Plus de communication, moins de contenu ?

Tenté par l’article du Temps qui annonçait une exposition pour dépassionner le fait religieux, on pensait que le MEG allait empoigner un sujet politique.[1] Or, d’expo, il n’y en a pas. Il s’agit simplement d’un parcours interactif au sein de la collection permanente proposé par la Plateforme interreligieuse de Genève[2].

Joli coup de pub donc, mais rien de nouveau sur le fond. Passée la déception, on slalome dans les collections en s’aidant du dossier : « objets du sacré, au cœur des pratiques religieuses », publié aux éditions Agora par la plateforme interreligieuse. On se demande alors pourquoi il faudrait dépassionner le religieux, quand le thème de la laïcité anime fortement la République. Qu’est-ce qui fait si peur dans la religion ? Le fait religieux est-il tabou, à prendre avec des pincettes ? Il serait intéressant d’y réfléchir. Mais l’appât du parcours interactif ne le fait pas. Dommage.

Le MEG : Disneyland de l’ethnographie ?

Les vitrines sont décidément bien froides pour rendre vivant quelque débat que ce soit. Certes, on a renouvelé l’étiquette sur les collections, et le MEG sait très bien communiquer, mais dans le fonds pas grand chose à se mettre sur la dent, hormis un esthétisme hipster évoquant une ethnologie postcoloniale.

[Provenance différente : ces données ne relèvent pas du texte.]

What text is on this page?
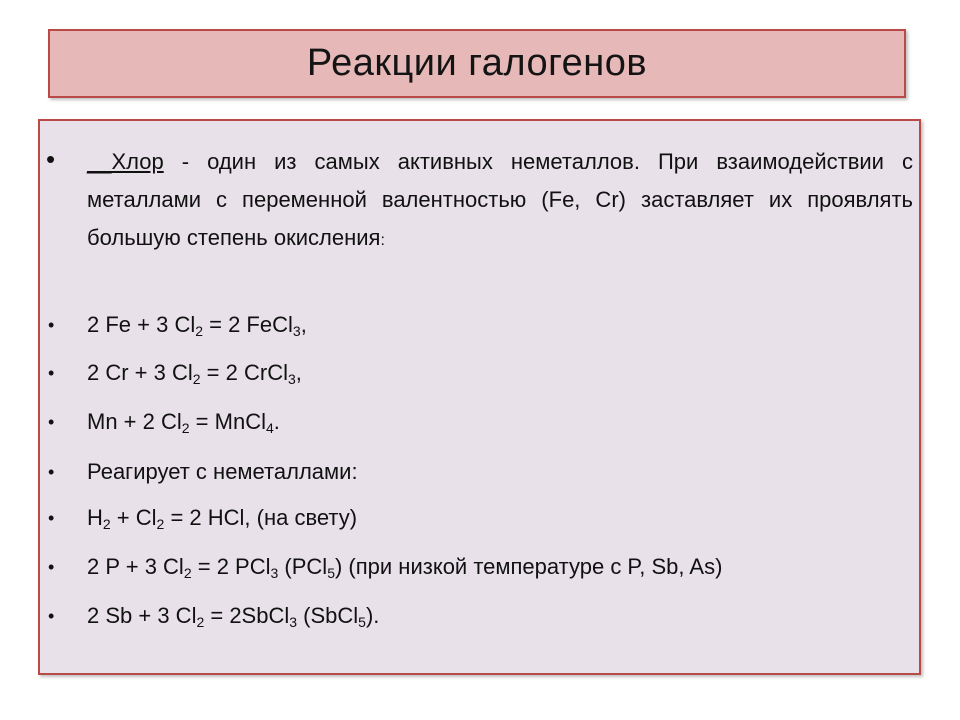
Реакции галогенов
• __Хлор - один из самых активных неметаллов. При взаимодействии с металлами с переменной валентностью (Fe, Cr) заставляет их проявлять большую степень окисления:
• 2 Fe + 3 $Cl_2 = 2$ FeCl$_3$,
• 2 Cr + 3 $Cl_2 = 2$ CrCl$_3$,
• Mn + 2 $Cl_2$ = MnCl$_4$.
• Реагирует с неметаллами:
• $H_2 + Cl_2 = 2$ HCl, (на свету)
• 2 P + 3 $Cl_2 = 2$ PCl$_3$ (PCl$_5$) (при низкой температуре с P, Sb, As)
• 2 Sb + 3 $Cl_2$ = 2SbCl$_3$ (SbCl$_5$).
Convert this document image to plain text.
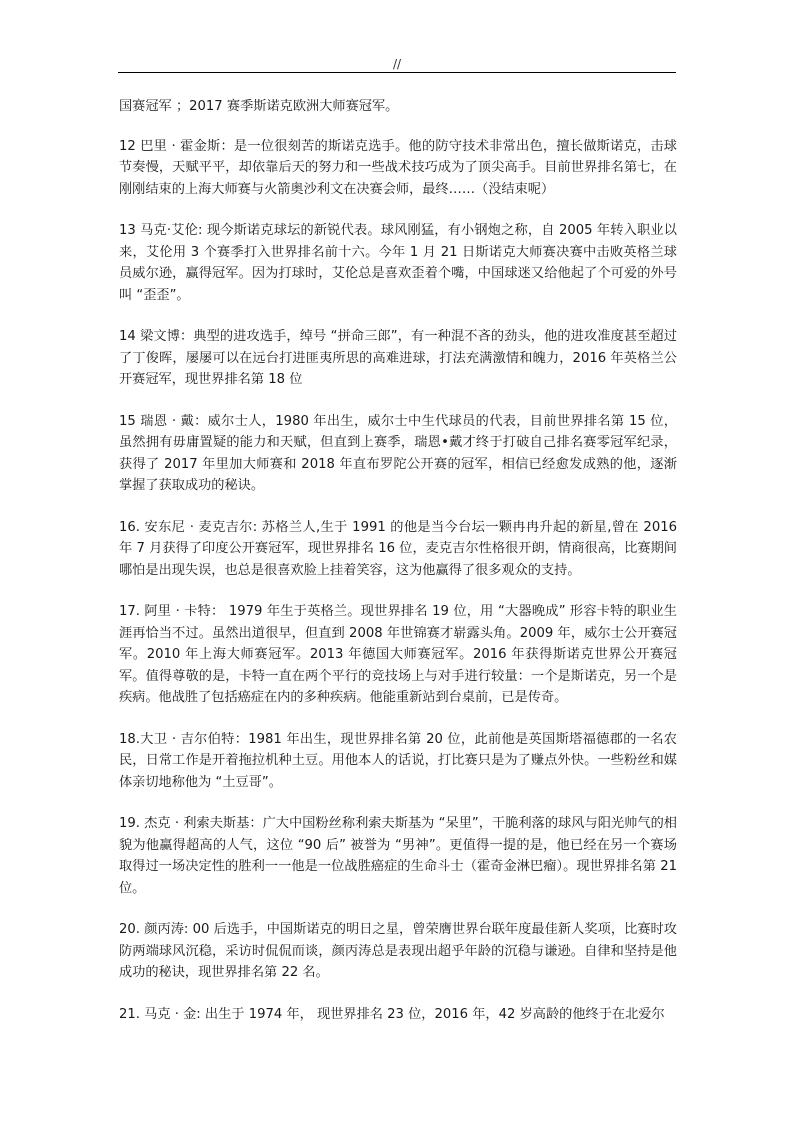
//

国赛冠军 ；2017 赛季斯诺克欧洲大师赛冠军。

12 巴里 · 霍金斯：是一位很刻苦的斯诺克选手。他的防守技术非常出色，擅长做斯诺克，击球节奏慢，天赋平平，却依靠后天的努力和一些战术技巧成为了顶尖高手。目前世界排名第七，在刚刚结束的上海大师赛与火箭奥沙利文在决赛会师，最终……（没结束呢）

13 马克·艾伦: 现今斯诺克球坛的新锐代表。球风刚猛，有小钢炮之称，自 2005 年转入职业以来，艾伦用 3 个赛季打入世界排名前十六。今年 1 月 21 日斯诺克大师赛决赛中击败英格兰球员威尔逊，赢得冠军。因为打球时，艾伦总是喜欢歪着个嘴，中国球迷又给他起了个可爱的外号叫 “歪歪”。

14 梁文博：典型的进攻选手，绰号 “拼命三郎”，有一种混不吝的劲头，他的进攻准度甚至超过了丁俊晖，屡屡可以在远台打进匪夷所思的高难进球，打法充满激情和魄力，2016 年英格兰公开赛冠军，现世界排名第 18 位

15 瑞恩 · 戴：威尔士人，1980 年出生，威尔士中生代球员的代表，目前世界排名第 15 位，虽然拥有毋庸置疑的能力和天赋，但直到上赛季，瑞恩•戴才终于打破自己排名赛零冠军纪录，获得了 2017 年里加大师赛和 2018 年直布罗陀公开赛的冠军，相信已经愈发成熟的他，逐渐掌握了获取成功的秘诀。

16. 安东尼 · 麦克吉尔: 苏格兰人,生于 1991 的他是当今台坛一颗冉冉升起的新星,曾在 2016 年 7 月获得了印度公开赛冠军，现世界排名 16 位，麦克吉尔性格很开朗，情商很高，比赛期间哪怕是出现失误，也总是很喜欢脸上挂着笑容，这为他赢得了很多观众的支持。

17. 阿里 · 卡特： 1979 年生于英格兰。现世界排名 19 位，用 “大器晚成” 形容卡特的职业生涯再恰当不过。虽然出道很早，但直到 2008 年世锦赛才崭露头角。2009 年，威尔士公开赛冠军。2010 年上海大师赛冠军。2013 年德国大师赛冠军。2016 年获得斯诺克世界公开赛冠军。值得尊敬的是，卡特一直在两个平行的竞技场上与对手进行较量：一个是斯诺克，另一个是疾病。他战胜了包括癌症在内的多种疾病。他能重新站到台桌前，已是传奇。

18.大卫 · 吉尔伯特：1981 年出生，现世界排名第 20 位，此前他是英国斯塔福德郡的一名农民，日常工作是开着拖拉机种土豆。用他本人的话说，打比赛只是为了赚点外快。一些粉丝和媒体亲切地称他为 “土豆哥”。

19. 杰克 · 利索夫斯基：广大中国粉丝称利索夫斯基为 “呆里”，干脆利落的球风与阳光帅气的相貌为他赢得超高的人气，这位 “90 后” 被誉为 “男神”。更值得一提的是，他已经在另一个赛场取得过一场决定性的胜利一一他是一位战胜癌症的生命斗士（霍奇金淋巴瘤）。现世界排名第 21 位。

20. 颜丙涛: 00 后选手，中国斯诺克的明日之星，曾荣膺世界台联年度最佳新人奖项，比赛时攻防两端球风沉稳，采访时侃侃而谈，颜丙涛总是表现出超乎年龄的沉稳与谦逊。自律和坚持是他成功的秘诀，现世界排名第 22 名。

21. 马克 · 金: 出生于 1974 年， 现世界排名 23 位，2016 年，42 岁高龄的他终于在北爱尔
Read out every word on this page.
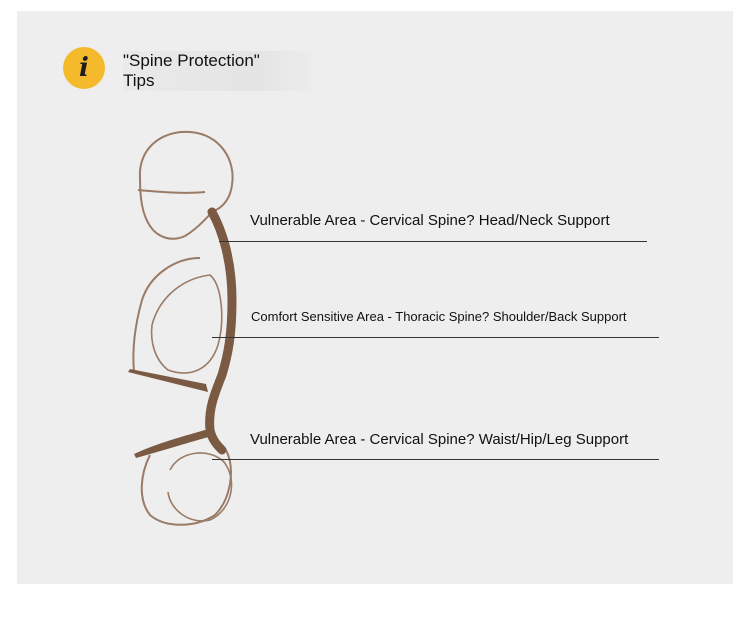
i "Spine Protection"
Tips
Vulnerable Area - Cervical Spine? Head/Neck Support
Comfort Sensitive Area - Thoracic Spine? Shoulder/Back Support
Vulnerable Area - Cervical Spine? Waist/Hip/Leg Support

La dimension apolitique de l’exposition permanente, bien loin de dépassionner les débats, les évacue. On feuillette Totem, le magazine du Musée ethnographique. Les prochaines activités portent sur le 14  février, la drague, des poncifs sur le tour du monde, ou l’initiation à la batucada, la chasse aux oeufs. Le MEG est-il devenu le Disneyland de l’ethnographie ? Certes non, le FIFDH (festival international des droits humains) apportera une projection-discussion le 18 mars autour du film « The opposition », sur la construction d’un complexe hôtelier en Papouasie-Nouvelle-Guinée- sur des terres autochtones. Il semble qu’il y ait ici et là des occupations de salles possible…

Une exposition temporaire ? Revenez dans 3 mois !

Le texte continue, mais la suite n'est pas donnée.